Un décret du 13 juillet 1937 établit des dispositions concernant l'admission et le séjour des étrangers en Nouvelle-Calédonie, les classant en deux catégories : les étrangers non-immigrants et les étrangers immigrants. Selon le dernier alinéa de l'article 9, les étrangers non-immigrants ne possédant pas les documents requis pour leur entrée sont consignés à bord du navire sous la responsabilité du capitaine ou peuvent être mis à terre et hébergés aux frais de la compagnie de transport jusqu'à leur rapatriement. De même, l'article 13 prévoit des mesures similaires pour les étrangers immigrants. L'article 10 précise que ces étrangers ne seront pas autorisés à débarquer et seront rapatriés à leurs frais s'ils ne respectent pas les prescriptions d'entrée sur le territoire.
CE, 1er oct. 2001
1Faits
2Procédure
Le litige débute devant le tribunal administratif, où la légalité des dispositions du décret est contestée.
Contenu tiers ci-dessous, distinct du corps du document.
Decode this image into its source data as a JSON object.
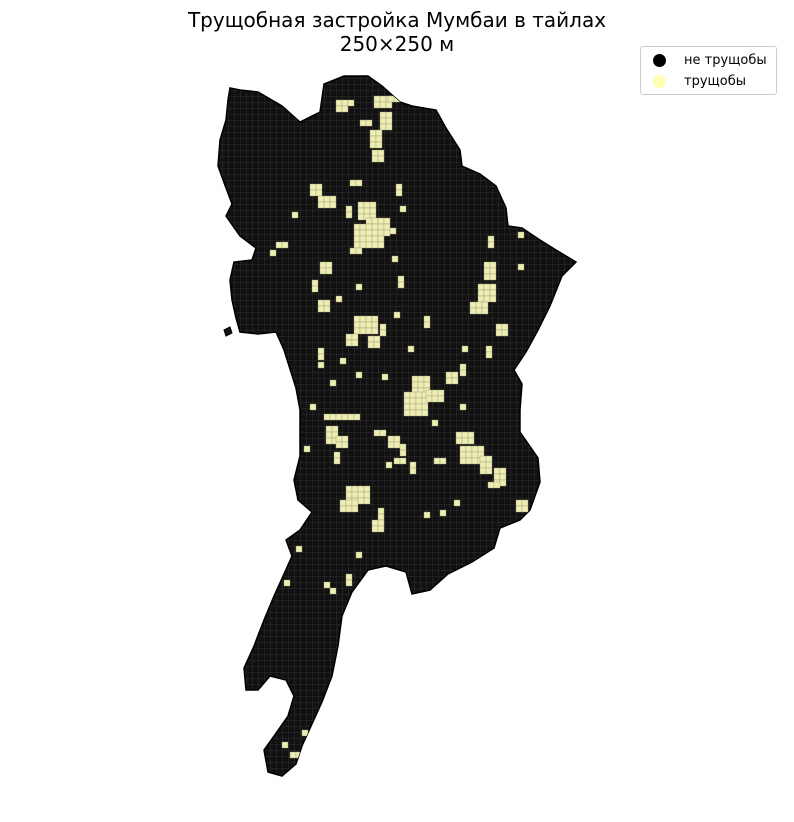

Le tribunal, après avoir examiné les arguments des parties, rend une décision qui valide certaines mesures tout en en annulant d'autres. Insatisfait de ce jugement, le secrétaire d'État à l'outre-mer interjette appel devant la cour administrative d'appel. Cette dernière confirme partiellement la décision de première instance, mais maintient certaines critiques concernant l'atteinte à la liberté individuelle des étrangers concernés. Le secrétaire d'État décide alors de se pourvoir en cassation devant le Conseil d'État, invoquant une méprise sur l'interprétation des dispositions du décret et leur conformité avec la Constitution.
3Problème de droit
Les dispositions du décret du 13 juillet 1937 portant sur la consignation à bord des étrangers sont-elles conformes aux exigences de protection de la liberté individuelle telles que garanties par la Constitution ?
4Solution
La Cour casse la décision de la cour administrative d'appel au motif que les dispositions contestées méconnaissent l'article 66 de la Constitution, qui garantit la protection de la liberté individuelle. En effet, bien que le décret impose des obligations aux compagnies de transport concernant la consignation des étrangers, il affecte également leur liberté sans prévoir de garanties judiciaires adéquates pour encadrer cette mesure. La durée de cette consignation n'étant pas précisée et l'absence d'intervention judiciaire rapide pour contrôler cette situation constituent une atteinte inacceptable aux droits fondamentaux des individus concernés. La solution adoptée par la Cour souligne ainsi l'importance du respect des droits individuels face aux mesures administratives restrictives.